Rockstar bez crunchu? Podobno wszystko idzie w dobrą stronę
Crunch to nieodłączna część pracy w branży gier
Produkcja gry wideo to niezwykle skomplikowany proces. Ciśnienie na jak najszybsze wypuszczanie kolejnych tytułów oraz napięte terminarze powodują, że w przypadku niedotrzymywania przez obciążonych pracowników deadline’ów do producenckiego słowniczka wkrada się termin „crunch time”. To okres przed wypuszczeniem produktu, gdy pracownicy zmuszani są nieoficjalnie lub nawet oficjalnie do nieludzkiego wysiłku, porzucania życia osobistego oraz brania olbrzymiej liczby nadgodzin.
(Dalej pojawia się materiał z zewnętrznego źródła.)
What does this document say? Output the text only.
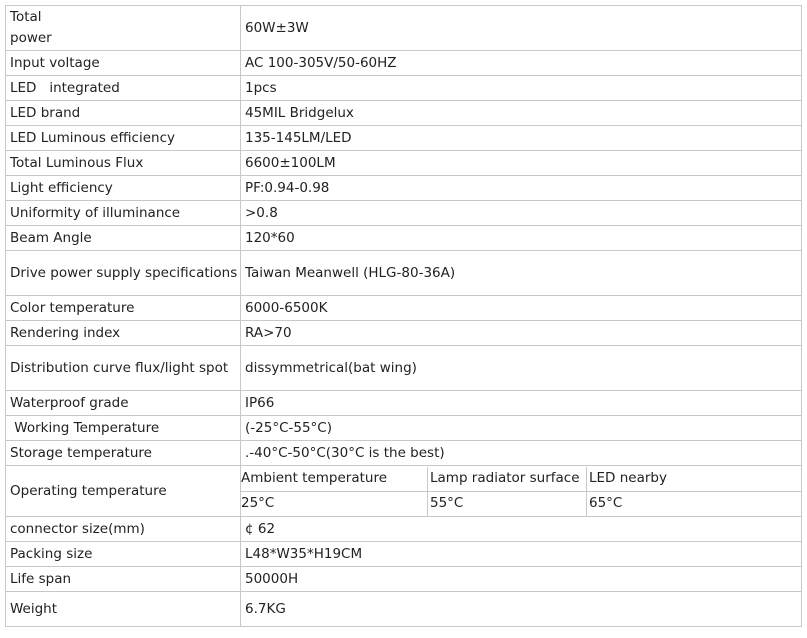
Total
power
	60W±3W
Input voltage	AC 100-305V/50-60HZ
LED   integrated	1pcs
LED brand	45MIL Bridgelux
LED Luminous efficiency	135-145LM/LED
Total Luminous Flux	6600±100LM
Light efficiency	PF:0.94-0.98
Uniformity of illuminance	>0.8
Beam Angle	120*60
Drive power supply specifications	Taiwan Meanwell (HLG-80-36A)
Color temperature	6000-6500K
Rendering index	RA>70
Distribution curve flux/light spot	dissymmetrical(bat wing)
Waterproof grade	IP66
Working Temperature	(-25°C-55°C)
Storage temperature	.-40°C-50°C(30°C is the best)
Operating temperature	
Ambient temperature	Lamp radiator surface	LED nearby
25°C	55°C	65°C

connector size(mm)	¢ 62
Packing size	L48*W35*H19CM
Life span	50000H
Weight	6.7KG
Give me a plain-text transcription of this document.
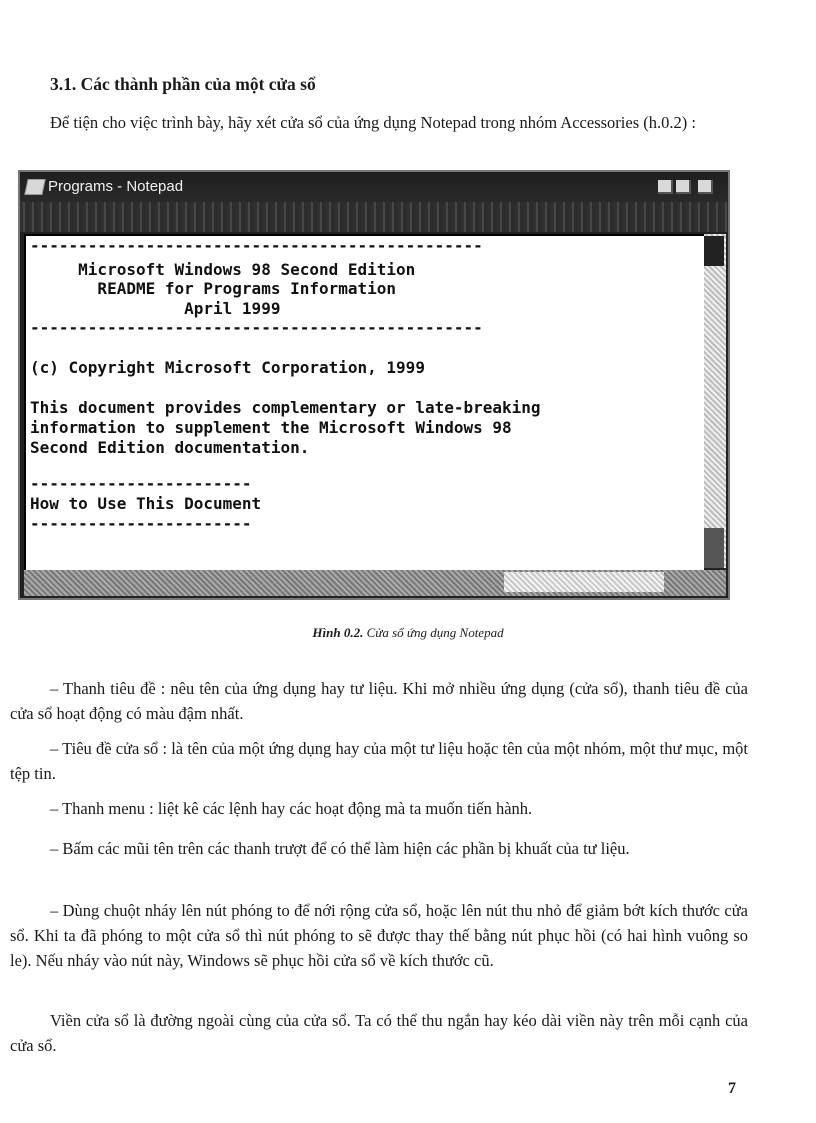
3.1. Các thành phần của một cửa sổ

Để tiện cho việc trình bày, hãy xét cửa sổ của ứng dụng Notepad trong nhóm Accessories (h.0.2) :

Programs - Notepad
-----------------------------------------------
Microsoft Windows 98 Second Edition
README for Programs Information
April 1999
-----------------------------------------------
(c) Copyright Microsoft Corporation, 1999
This document provides complementary or late-breaking
information to supplement the Microsoft Windows 98
Second Edition documentation.
-----------------------
How to Use This Document
-----------------------

Hình 0.2. Cửa sổ ứng dụng Notepad

– Thanh tiêu đề : nêu tên của ứng dụng hay tư liệu. Khi mở nhiều ứng dụng (cửa sổ), thanh tiêu đề của cửa sổ hoạt động có màu đậm nhất.

– Tiêu đề cửa sổ : là tên của một ứng dụng hay của một tư liệu hoặc tên của một nhóm, một thư mục, một tệp tin.

– Thanh menu : liệt kê các lệnh hay các hoạt động mà ta muốn tiến hành.

– Bấm các mũi tên trên các thanh trượt để có thể làm hiện các phần bị khuất của tư liệu.

– Dùng chuột nháy lên nút phóng to để nới rộng cửa sổ, hoặc lên nút thu nhỏ để giảm bớt kích thước cửa sổ. Khi ta đã phóng to một cửa sổ thì nút phóng to sẽ được thay thế bằng nút phục hồi (có hai hình vuông so le). Nếu nháy vào nút này, Windows sẽ phục hồi cửa sổ về kích thước cũ.

Viền cửa sổ là đường ngoài cùng của cửa sổ. Ta có thể thu ngắn hay kéo dài viền này trên mỗi cạnh của cửa sổ.

7
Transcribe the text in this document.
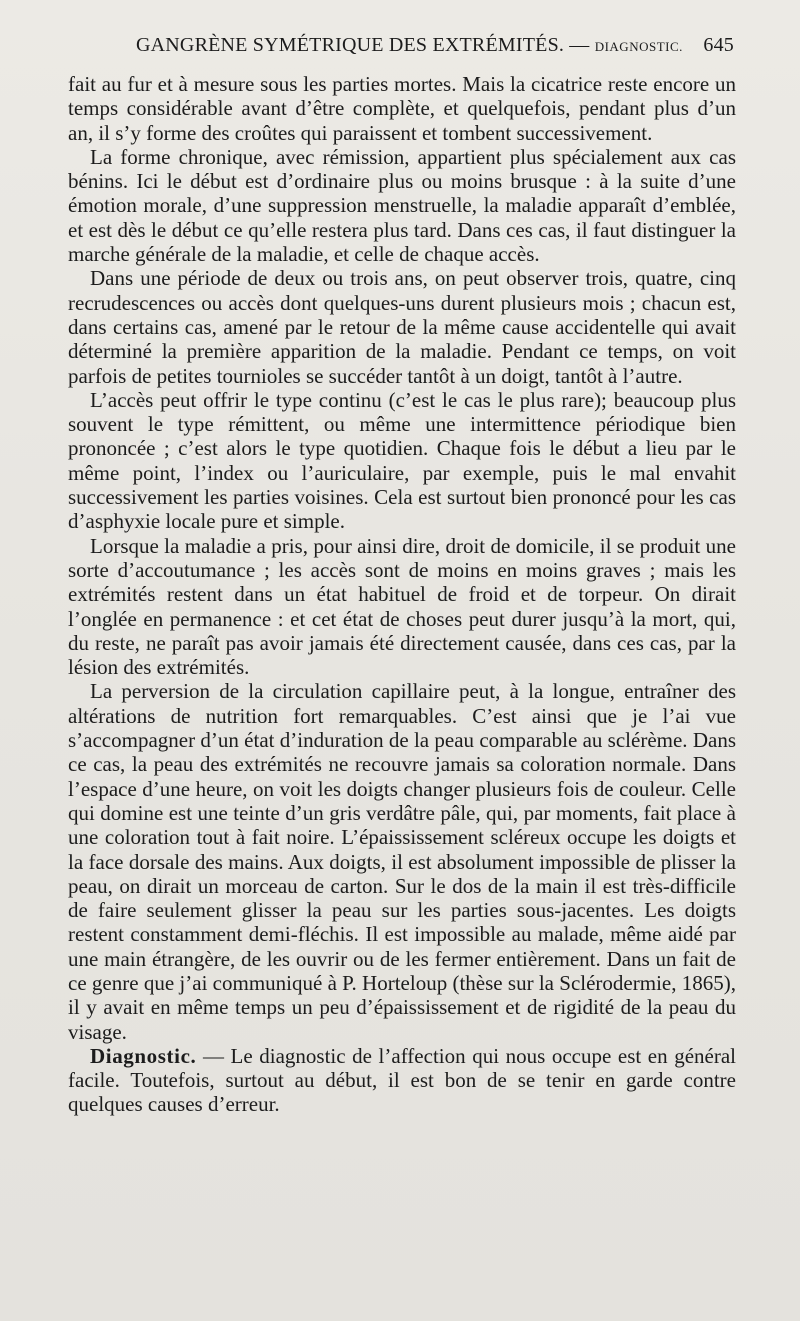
GANGRÈNE SYMÉTRIQUE DES EXTRÉMITÉS. — DIAGNOSTIC. 645

fait au fur et à mesure sous les parties mortes. Mais la cicatrice reste encore un temps considérable avant d’être complète, et quelquefois, pendant plus d’un an, il s’y forme des croûtes qui paraissent et tombent successivement.

La forme chronique, avec rémission, appartient plus spécialement aux cas bénins. Ici le début est d’ordinaire plus ou moins brusque : à la suite d’une émotion morale, d’une suppression menstruelle, la maladie apparaît d’emblée, et est dès le début ce qu’elle restera plus tard. Dans ces cas, il faut distinguer la marche générale de la maladie, et celle de chaque accès.

Dans une période de deux ou trois ans, on peut observer trois, quatre, cinq recrudescences ou accès dont quelques-uns durent plusieurs mois ; chacun est, dans certains cas, amené par le retour de la même cause accidentelle qui avait déterminé la première apparition de la maladie. Pendant ce temps, on voit parfois de petites tournioles se succéder tantôt à un doigt, tantôt à l’autre.

L’accès peut offrir le type continu (c’est le cas le plus rare); beaucoup plus souvent le type rémittent, ou même une intermittence périodique bien prononcée ; c’est alors le type quotidien. Chaque fois le début a lieu par le même point, l’index ou l’auriculaire, par exemple, puis le mal envahit successivement les parties voisines. Cela est surtout bien prononcé pour les cas d’asphyxie locale pure et simple.

Lorsque la maladie a pris, pour ainsi dire, droit de domicile, il se produit une sorte d’accoutumance ; les accès sont de moins en moins graves ; mais les extrémités restent dans un état habituel de froid et de torpeur. On dirait l’onglée en permanence : et cet état de choses peut durer jusqu’à la mort, qui, du reste, ne paraît pas avoir jamais été directement causée, dans ces cas, par la lésion des extrémités.

La perversion de la circulation capillaire peut, à la longue, entraîner des altérations de nutrition fort remarquables. C’est ainsi que je l’ai vue s’accompagner d’un état d’induration de la peau comparable au sclérème. Dans ce cas, la peau des extrémités ne recouvre jamais sa coloration normale. Dans l’espace d’une heure, on voit les doigts changer plusieurs fois de couleur. Celle qui domine est une teinte d’un gris verdâtre pâle, qui, par moments, fait place à une coloration tout à fait noire. L’épaississement scléreux occupe les doigts et la face dorsale des mains. Aux doigts, il est absolument impossible de plisser la peau, on dirait un morceau de carton. Sur le dos de la main il est très-difficile de faire seulement glisser la peau sur les parties sous-jacentes. Les doigts restent constamment demi-fléchis. Il est impossible au malade, même aidé par une main étrangère, de les ouvrir ou de les fermer entièrement. Dans un fait de ce genre que j’ai communiqué à P. Horteloup (thèse sur la Sclérodermie, 1865), il y avait en même temps un peu d’épaississement et de rigidité de la peau du visage.

Diagnostic. — Le diagnostic de l’affection qui nous occupe est en général facile. Toutefois, surtout au début, il est bon de se tenir en garde contre quelques causes d’erreur.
Temat jest na tyle poważny, że zajmują się nim nie tylko branżowe media. Crunch stał się tematem wczorajszego programu Hasana Minhaja z serii Patriot Act, który pojawia się regularnie na Netfliksie. Komik opowiadał w nim o mrocznej stronie przemysłu gier wideo.
Temat ten podejmowaliśmy niejednokrotnie, opisując zarzuty o kulturę crunchu w Blizzardzie formułowane przez byłego prezesa Mike’a Morhaime’a czy plany CD Projekt na uczynienie crunchu „ludzkim”. Podejmowanie tego tematu przez media jest istotne, o czym świadczą informacje docierające z Rockstar Games.
Rockstar poradził sobie z problemem crunchu?
Jak donoszą źródła serwisu Kotaku, po doniesieniach o fatalnych warunkach pracy w Rockstar Games, firma podjęła stanowcze działania mające zapobiegać łamaniu praw pracowników. Od 1 sierpnia tego roku duża liczba testerów, którzy pracując na tymczasowych umowach zmuszani byli niepewnością zatrudnienia do ciągłego zostawania po godzinach i w weekendy, otrzymała umowy o pracę.
Czy zmieniło to coś w praktyce? Jak donosi Jason Schreier z Kotaku pracownicy Rockstara z brytyjskiego Lincoln są zadowoleni i w anonimowych rozmowach przyznają, że dzięki burzy medialnej warunki ich pracy znacznie się poprawiły.
I'll dive into this more when I'm back from leave, but one tester told me in an email last week: "I can honestly say that things have absolutely been better since last year. We’ve only worked one weekend of overtime since we last spoke and it was entirely voluntary."